Thomas J. Rosol, interim vice president for research at Ohio State and a professor of veterinary biosciences, agrees saying “Nearly 30 years of consistent advances in the field of enteric viruses have made Dr. Saif a world-renowned expert on such pathogens and the diseases they cause. That knowledge does and will continue to have a dramatic impact on human and animal health.”
Saif, said, “This is a true honor, as it reflects the advances, dedication and achievements of science. I never believed that I would be in the company of such esteemed scientists. I had the good fortune of having a dedicated advisor, Dr. Edward Bohl, as I pursued masters and doctoral degrees at Ohio State, and I still rely on and seek that kind of collaboration and pursuit of excellence with my colleagues and students today.”
She has been published extensively in books and journals and has been awarded numerous honors, including an honorary doctorate from the University of Ghent, Belgium, in 2003. She has participated in professional service and peer review panels and has garnered more than $14 million in research grants throughout her 30-plus year career.

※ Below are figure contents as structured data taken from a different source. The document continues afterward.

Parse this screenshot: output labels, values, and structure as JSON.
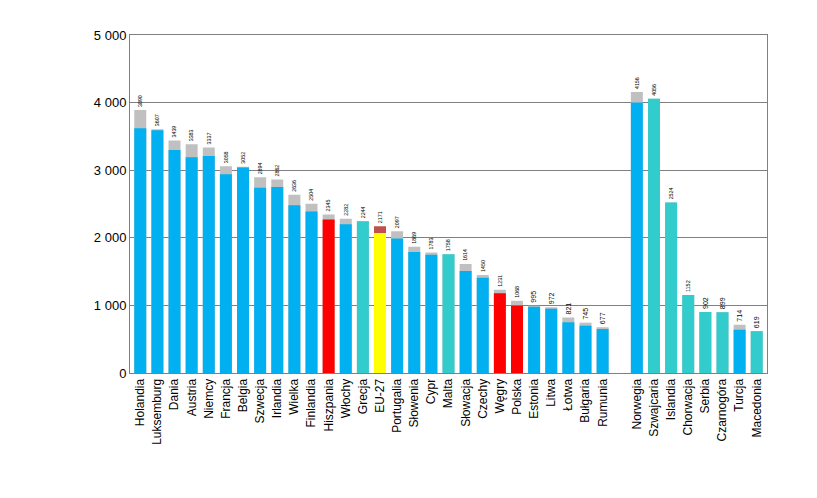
{
  "chart_data": {
    "type": "bar",
    "categories": [
      "Holandia",
      "Luksemburg",
      "Dania",
      "Austria",
      "Niemcy",
      "Francja",
      "Belgia",
      "Szwecja",
      "Irlandia",
      "Wielka",
      "Finlandia",
      "Hiszpania",
      "Włochy",
      "Grecja",
      "EU-27",
      "Portugalia",
      "Słowenia",
      "Cypr",
      "Malta",
      "Słowacja",
      "Czechy",
      "Węgry",
      "Polska",
      "Estonia",
      "Litwa",
      "Łotwa",
      "Bułgaria",
      "Rumunia",
      null,
      "Norwegia",
      "Szwajcaria",
      "Islandia",
      "Chorwacja",
      "Serbia",
      "Czarnogóra",
      "Turcja",
      "Macedonia"
    ],
    "stacked": false,
    "series": [
      {
        "data_labels": true,
        "colors": [
          "#c0c0c0",
          "#c0c0c0",
          "#c0c0c0",
          "#c0c0c0",
          "#c0c0c0",
          "#c0c0c0",
          "#c0c0c0",
          "#c0c0c0",
          "#c0c0c0",
          "#c0c0c0",
          "#c0c0c0",
          "#c0c0c0",
          "#c0c0c0",
          "#c0c0c0",
          "#c0504d",
          "#c0c0c0",
          "#c0c0c0",
          "#c0c0c0",
          "#c0c0c0",
          "#c0c0c0",
          "#c0c0c0",
          "#c0c0c0",
          "#c0c0c0",
          "#c0c0c0",
          "#c0c0c0",
          "#c0c0c0",
          "#c0c0c0",
          "#c0c0c0",
          "#c0c0c0",
          "#c0c0c0",
          "#c0c0c0",
          "#c0c0c0",
          "#c0c0c0",
          "#c0c0c0",
          "#c0c0c0",
          "#c0c0c0",
          "#c0c0c0"
        ],
        "values": [
          3890,
          3607,
          3439,
          3383,
          3337,
          3058,
          3052,
          2894,
          2862,
          2636,
          2504,
          2345,
          2282,
          2244,
          2171,
          2097,
          1869,
          1783,
          1758,
          1614,
          1450,
          1231,
          1068,
          995,
          972,
          821,
          745,
          677,
          null,
          4156,
          4056,
          2524,
          1152,
          902,
          899,
          714,
          619
        ]
      },
      {
        "colors": [
          "#00b0f0",
          "#00b0f0",
          "#00b0f0",
          "#00b0f0",
          "#00b0f0",
          "#00b0f0",
          "#00b0f0",
          "#00b0f0",
          "#00b0f0",
          "#00b0f0",
          "#00b0f0",
          "#ff0000",
          "#00b0f0",
          "#33cccc",
          "#ffff00",
          "#00b0f0",
          "#00b0f0",
          "#00b0f0",
          "#33cccc",
          "#00b0f0",
          "#00b0f0",
          "#ff0000",
          "#ff0000",
          "#00b0f0",
          "#00b0f0",
          "#00b0f0",
          "#00b0f0",
          "#00b0f0",
          "#00b0f0",
          "#00b0f0",
          "#33cccc",
          "#33cccc",
          "#33cccc",
          "#33cccc",
          "#33cccc",
          "#00b0f0",
          "#33cccc"
        ],
        "values": [
          3620,
          3590,
          3300,
          3190,
          3210,
          2940,
          3040,
          2740,
          2750,
          2480,
          2390,
          2270,
          2200,
          2244,
          2070,
          1990,
          1790,
          1750,
          1758,
          1510,
          1410,
          1180,
          1000,
          980,
          950,
          750,
          700,
          650,
          null,
          4000,
          4056,
          2524,
          1152,
          902,
          899,
          640,
          619
        ]
      }
    ],
    "ylim": [
      0,
      5000
    ],
    "yticks": [
      0,
      {
        "value": 1000,
        "label": "1 000"
      },
      {
        "value": 2000,
        "label": "2 000"
      },
      {
        "value": 3000,
        "label": "3 000"
      },
      {
        "value": 4000,
        "label": "4 000"
      },
      {
        "value": 5000,
        "label": "5 000"
      }
    ],
    "grid": true
  }
}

Saif is currently the principal investigator co-principal investigator on 13 research projects totaling more than $8 million in funding from organizations such as the National Institute of Allergy and Infectious Diseases and U.S. Department of Agriculture.
Saif received her bachelor’s degree from the College of Wooster in 1969 and her doctorate in microbiology from Ohio State in 1976. She stayed on at the university, working as a postdoctoral researcher at OARDC and gained assistant professor status in 1979. She rose through the ranks, and in 2002 became the first Ohio State researcher not based on the Columbus campus to be recognized as a Distinguished University Professor – the highest honor the university gives its faculty.
New National Academy of Sciences Fellows are elected by current members. Members and associates are recognized for their significant and ongoing achievements in original research.
This year’s election brings the number of members and foreign associates elected to the National Academy of Sciences to 2,266, representing 11 countries. Sixteen Ohio State faculty hold membership in the National Academy of Sciences, the Institute of Medicine or the National Academy of Engineering.